Does the organism actively maintain itself? A signal withdrawn on review

Correction (2026-05-30): the closed-loop reading first logged on 2026-05-29 did not survive a deeper audit and is withdrawn. See Result.

Question
Does the organism do work to preserve its own coherence: notice a decayed self-belief and act, on its own, to restore it?
Hypothesis
If self-maintenance is real, then with no copyable instruction in the cue the organism should still close the loop: a decayed belief, a self-elected repair action, a rehearsal increment, and restored confidence.
Method
A single life under aggressive, engineered belief decay (configured to decay within about one tick), with the maintenance affordance enabled and no copyable instruction handed to the model.
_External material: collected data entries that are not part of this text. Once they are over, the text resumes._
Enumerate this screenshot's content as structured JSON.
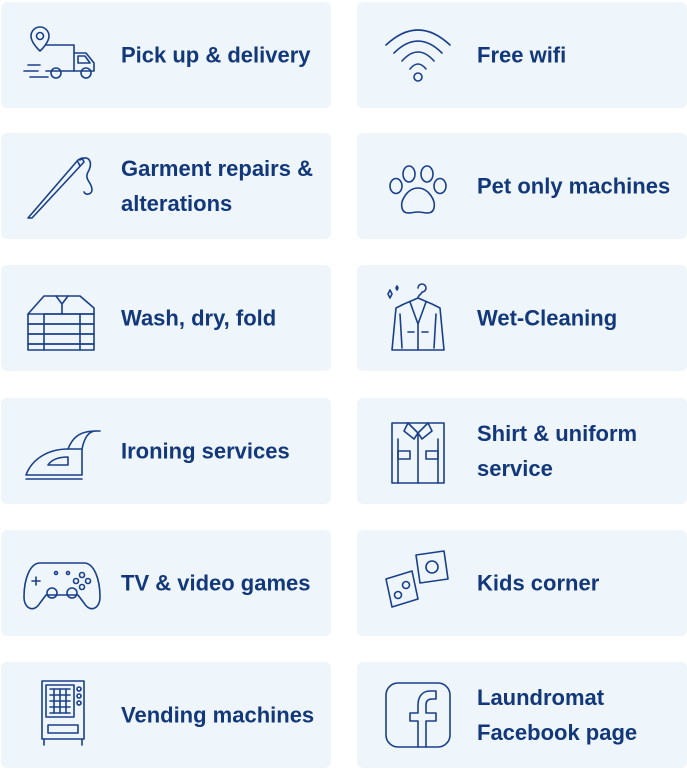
{
  "services": [
    {
      "label": "Pick up & delivery",
      "icon": "delivery-truck-icon"
    },
    {
      "label": "Free wifi",
      "icon": "wifi-icon"
    },
    {
      "label": "Garment repairs & alterations",
      "icon": "needle-thread-icon"
    },
    {
      "label": "Pet only machines",
      "icon": "paw-print-icon"
    },
    {
      "label": "Wash, dry, fold",
      "icon": "folded-clothes-icon"
    },
    {
      "label": "Wet-Cleaning",
      "icon": "suit-jacket-icon"
    },
    {
      "label": "Ironing services",
      "icon": "iron-icon"
    },
    {
      "label": "Shirt & uniform service",
      "icon": "shirt-icon"
    },
    {
      "label": "TV & video games",
      "icon": "game-controller-icon"
    },
    {
      "label": "Kids corner",
      "icon": "dice-icon"
    },
    {
      "label": "Vending machines",
      "icon": "vending-machine-icon"
    },
    {
      "label": "Laundromat Facebook page",
      "icon": "facebook-icon"
    }
  ],
  "colors": {
    "card_bg": "#eef6fb",
    "text": "#12377a",
    "icon_stroke": "#1a3f8a"
  }
}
An earlier six-life run that suggested an enabled-versus-baseline asymmetry was found to be confounded by a copyable instruction in the cue; that confound was removed here.
Controls
The affordance-disabled control was run and produced the same belief-refresh as a trivial repeated-probe latch, which the scorer cannot distinguish from genuine closure. The no-decay baseline was not run. The test is not yet discriminating.
Result
On first analysis the loop appeared to close with no copyable instruction. On review the closed-loop credit did not hold: it rested on a coincidence in the scorer clock-ordering and scores zero under correct temporal semantics. What stands is narrow: the model elected a probe under a non-imperative cue, and one belief was refreshed (rehearsal 0 to 1, effective confidence 0.29 to 0.80), once, before re-decay. The phrase "strict closed self-maintenance loop" is withdrawn. As of 2026-05-30 the closure smoke test scores 0 and is blocked by an engineering launch bug (runtime recovery/readout), not a scientific negative.
Alternatives
The remaining observation does not separate self-maintenance from a repeated-probe latch. The decay was engineered-aggressive, not spontaneous; n=1; the readout layer is unstable; the refreshed belief content ("critical energy depletion") did not match the actual state (energy 0.72). A scorer with correct temporal semantics, and a control that separates genuine closure from a latch, are the next steps.
F-05 Refuted

An artificial nervous system with no model at the centre cannot sustain open-ended behaviour

Question
Can a hand-built artificial nervous system, with no language model at the centre, sustain open-ended, non-repeating behaviour?
Hypothesis
A sufficiently rich hand-built dynamical substrate would self-organise into open-ended behaviour without a language model (the original Path A bet).
Method
Built and ran the Path A architecture (the artificial nervous system) to long horizons, observing the state trajectory.
Controls
Long-horizon observation of whether the trajectory kept changing or converged.
Result
Refuted, for the architecture as built. The system collapsed into a single deterministic attractor and stopped changing. Path A was retired and the project pivoted to Path B.
Alternatives
Insufficient richness rather than a fundamental limit: possible, but this line was not pursued after the pivot. The negative result stands for the architecture as built.

Retractions

No published finding has been retracted to date. When one is, it will stay on this page with its status set to retracted and a short note on why it fell. A finding that quietly disappears is a finding you cannot trust.

A status is a promise we can be held to.

Not: supported is not proven. It means the result has survived its controls so far, at the sample size stated, and nothing more.